На фоне окна вдруг увидела чью-то гигантскую фигуру, явно не пьяную, не храпящую и не стонущую. Поняла, что не полковник это, и скользнула мимо незамеченная. В темноте она уже многое различала, и фонарь ей не нужен был. Она прижимала его к груди просто так, вроде защищаясь им.
Где же полковник, где он?
Оставалось только вернуться в бронированный вагон и искать там.
А где ему еще и быть, как не на командном пункте! Может, он и сидел там целый день, прямо за стенкой? Командный пункт, как и командирская рубка, закрыт броневой дверью ото всех посторонних. Из коридора не войдешь, если изнутри заперто, но ведь между собой командный пункт и рубка разделены только дверочкой легонькой! Как же она, дуреха, не догадалась заглянуть за эту дверку перед тем, как начать свой путь вдоль всего поезда! Но ведь тихо было за той дверью… Вот это и страшно, что тихо.
Кошкой неслышной, вымокшей и дрожащей, сгибаясь, чтоб устоять на ветру, вдоль всего эшелона — обратно туда. Успеть бы только, мамочка, только бы успеть! Что успеть — она и сама не знала.

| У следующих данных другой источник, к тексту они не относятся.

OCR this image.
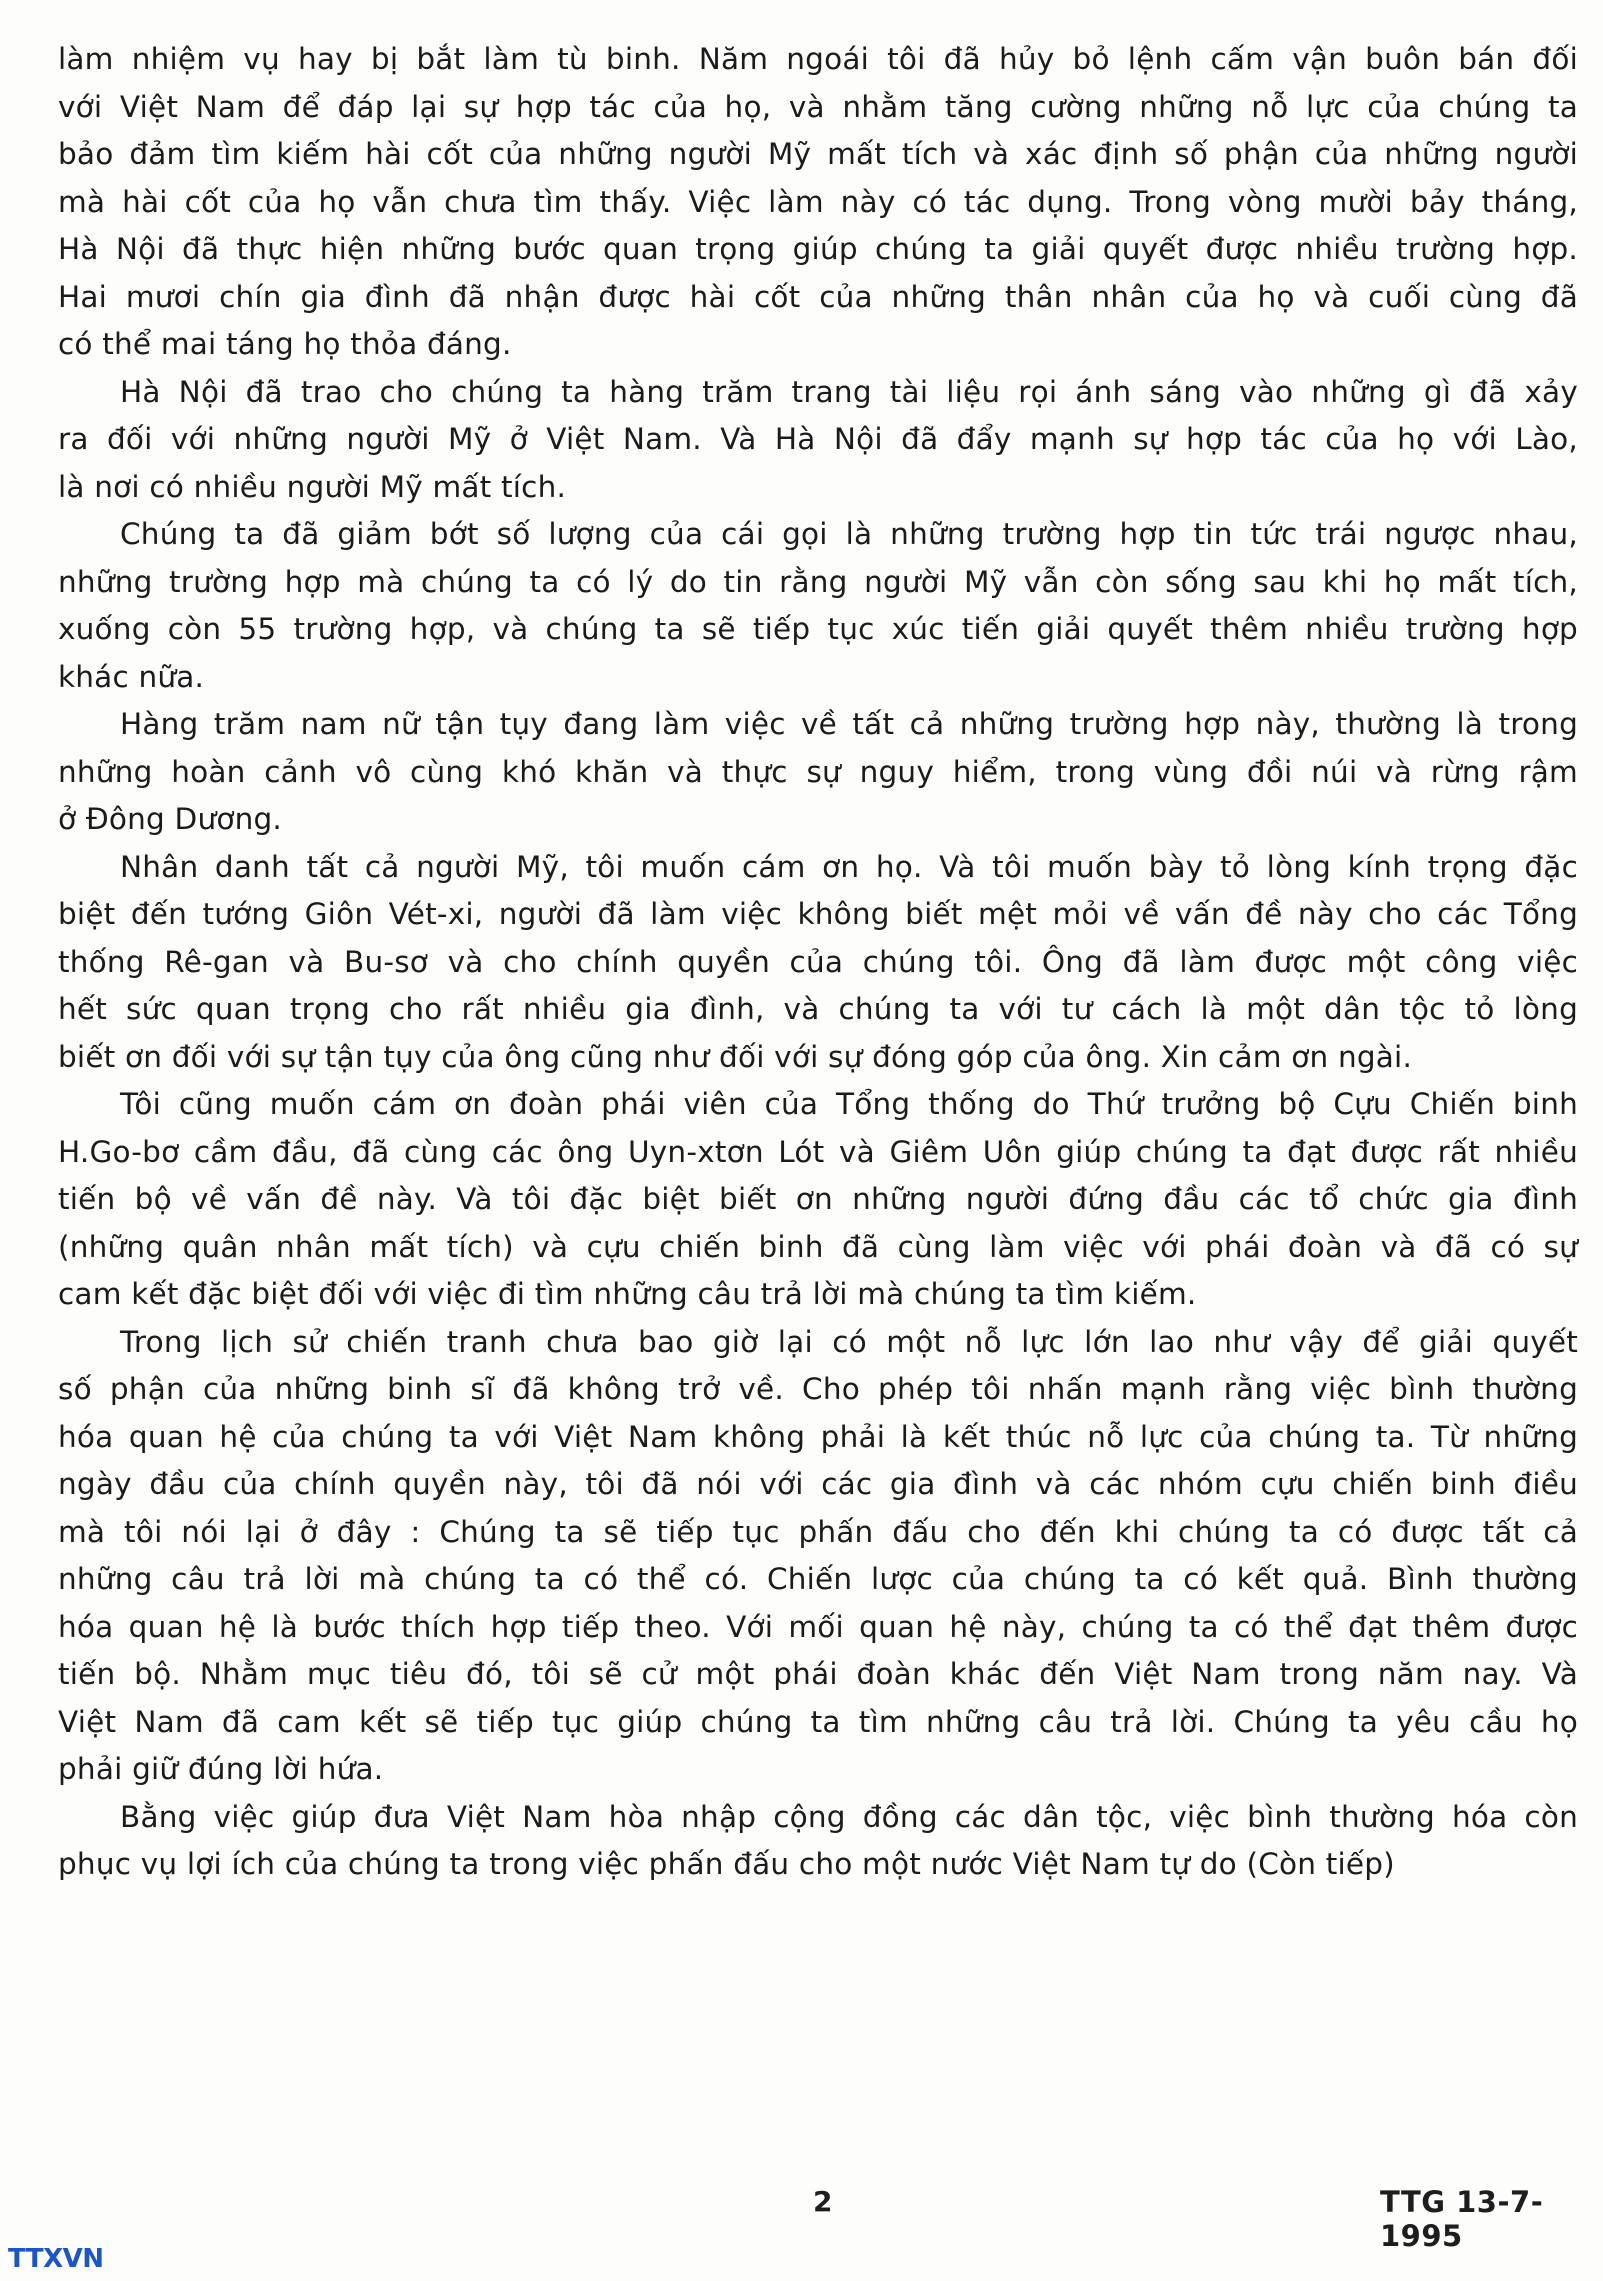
làm nhiệm vụ hay bị bắt làm tù binh. Năm ngoái tôi đã hủy bỏ lệnh cấm vận buôn bán đối
với Việt Nam để đáp lại sự hợp tác của họ, và nhằm tăng cường những nỗ lực của chúng ta
bảo đảm tìm kiếm hài cốt của những người Mỹ mất tích và xác định số phận của những người
mà hài cốt của họ vẫn chưa tìm thấy. Việc làm này có tác dụng. Trong vòng mười bảy tháng,
Hà Nội đã thực hiện những bước quan trọng giúp chúng ta giải quyết được nhiều trường hợp.
Hai mươi chín gia đình đã nhận được hài cốt của những thân nhân của họ và cuối cùng đã
có thể mai táng họ thỏa đáng.
Hà Nội đã trao cho chúng ta hàng trăm trang tài liệu rọi ánh sáng vào những gì đã xảy
ra đối với những người Mỹ ở Việt Nam. Và Hà Nội đã đẩy mạnh sự hợp tác của họ với Lào,
là nơi có nhiều người Mỹ mất tích.
Chúng ta đã giảm bớt số lượng của cái gọi là những trường hợp tin tức trái ngược nhau,
những trường hợp mà chúng ta có lý do tin rằng người Mỹ vẫn còn sống sau khi họ mất tích,
xuống còn 55 trường hợp, và chúng ta sẽ tiếp tục xúc tiến giải quyết thêm nhiều trường hợp
khác nữa.
Hàng trăm nam nữ tận tụy đang làm việc về tất cả những trường hợp này, thường là trong
những hoàn cảnh vô cùng khó khăn và thực sự nguy hiểm, trong vùng đồi núi và rừng rậm
ở Đông Dương.
Nhân danh tất cả người Mỹ, tôi muốn cám ơn họ. Và tôi muốn bày tỏ lòng kính trọng đặc
biệt đến tướng Giôn Vét-xi, người đã làm việc không biết mệt mỏi về vấn đề này cho các Tổng
thống Rê-gan và Bu-sơ và cho chính quyền của chúng tôi. Ông đã làm được một công việc
hết sức quan trọng cho rất nhiều gia đình, và chúng ta với tư cách là một dân tộc tỏ lòng
biết ơn đối với sự tận tụy của ông cũng như đối với sự đóng góp của ông. Xin cảm ơn ngài.
Tôi cũng muốn cám ơn đoàn phái viên của Tổng thống do Thứ trưởng bộ Cựu Chiến binh
H.Go-bơ cầm đầu, đã cùng các ông Uyn-xtơn Lót và Giêm Uôn giúp chúng ta đạt được rất nhiều
tiến bộ về vấn đề này. Và tôi đặc biệt biết ơn những người đứng đầu các tổ chức gia đình
(những quân nhân mất tích) và cựu chiến binh đã cùng làm việc với phái đoàn và đã có sự
cam kết đặc biệt đối với việc đi tìm những câu trả lời mà chúng ta tìm kiếm.
Trong lịch sử chiến tranh chưa bao giờ lại có một nỗ lực lớn lao như vậy để giải quyết
số phận của những binh sĩ đã không trở về. Cho phép tôi nhấn mạnh rằng việc bình thường
hóa quan hệ của chúng ta với Việt Nam không phải là kết thúc nỗ lực của chúng ta. Từ những
ngày đầu của chính quyền này, tôi đã nói với các gia đình và các nhóm cựu chiến binh điều
mà tôi nói lại ở đây : Chúng ta sẽ tiếp tục phấn đấu cho đến khi chúng ta có được tất cả
những câu trả lời mà chúng ta có thể có. Chiến lược của chúng ta có kết quả. Bình thường
hóa quan hệ là bước thích hợp tiếp theo. Với mối quan hệ này, chúng ta có thể đạt thêm được
tiến bộ. Nhằm mục tiêu đó, tôi sẽ cử một phái đoàn khác đến Việt Nam trong năm nay. Và
Việt Nam đã cam kết sẽ tiếp tục giúp chúng ta tìm những câu trả lời. Chúng ta yêu cầu họ
phải giữ đúng lời hứa.
Bằng việc giúp đưa Việt Nam hòa nhập cộng đồng các dân tộc, việc bình thường hóa còn
phục vụ lợi ích của chúng ta trong việc phấn đấu cho một nước Việt Nam tự do (Còn tiếp)
2	TTG 13-7-1995
TTXVN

Зубров тем временем проигрывал, и чем дальше, тем крупней. Играл он в рулетку. В гусарскую рулетку. В самую захватывающую игру, какую только придумали люди. И гордился Зубров тем, что придумали ее русские офицеры. Играл он сам с собой, точнее, с судьбой своей. Но пошаливала судьба.
Достал он свой «магнум», от которого так и пахнуло свежестью афганских перевалов. Зарядил. Не шестью патронами, а одним только. Остальные пять отверстий барабана оставил пустыми, крутанул магазин и приставил дульный срез к виску. Крутится весело барабанный магазин у самого уха. Но нет Зуброву сегодня удачи: щелкнул курок по пустому месту. Глянул, сильно ли судьба ошиблась. Нет не сильно: патрон в следующем отверстии сидит.
Если б можно было кого — на дуэль и честь свою защитить! Но кого тут в степи вызывать? Сентябрь ли месяц, дождь ли, ветер? Вот и крутит Зубров барабанный магазин по новой. Хоть и знает, что секундантов в этой дуэли нет. А что у него осталось на свете, кроме офицерской чести? Не ее ли Зубров блюл в чистоте — пуще даже, чем сапоги свои ослепительные? А теперь и ее не уберег… Волчара спецназа, зверюга-офицерище, матерый комбат, целовавший шелка самых знатных гвардейских дивизий, сидит тут в углу. И сапоги его в первый раз за всю службу не чищены. Нет ему дела до них теперь, когда честь его дегтем измазана, как ворота деревенской потаскухи.
Крутанул полковник снова барабан — со злостью, чтоб вертелся подольше. Вспомнил прежнего владельца револьвера своего:
Ну же, бородатый! Пускай хоть твой револьвер порадуется! Черта с два. Уж как не повезет — так не повезет. Тогда степень риска увеличим. Загнал Зубров еще один патрон. Только успел крутануть — как дверь кто-то дернул. Не дают человеку в рулетку поиграть! Кого тут еще черти принесли? А шаги уже в соседней комнате — в командирской рубке. Отворилась дверка, и по глазам Зуброва полоснул луч.
Он не знал, что Оксана ищет его. Он про девчонку и забыл совсем. А она ясно видела уже момент, когда войдет она в тесную кабинку командирского пункта — и не застанет там никого. И тут уж будет всему конец, и пускай тогда дождь и темнота до скончания века. Вот и броневая дверь. Рванула — заперто. Ну, тогда через рубку. Дверь осталась распахнутой, как она и оставила. И стечкин двадцатизарядный на том же месте лежит. Вот потянешься за ним, а тебя кто-то притаившийся из темного угла — за горло! Страшно шагнуть. Прыгать надо.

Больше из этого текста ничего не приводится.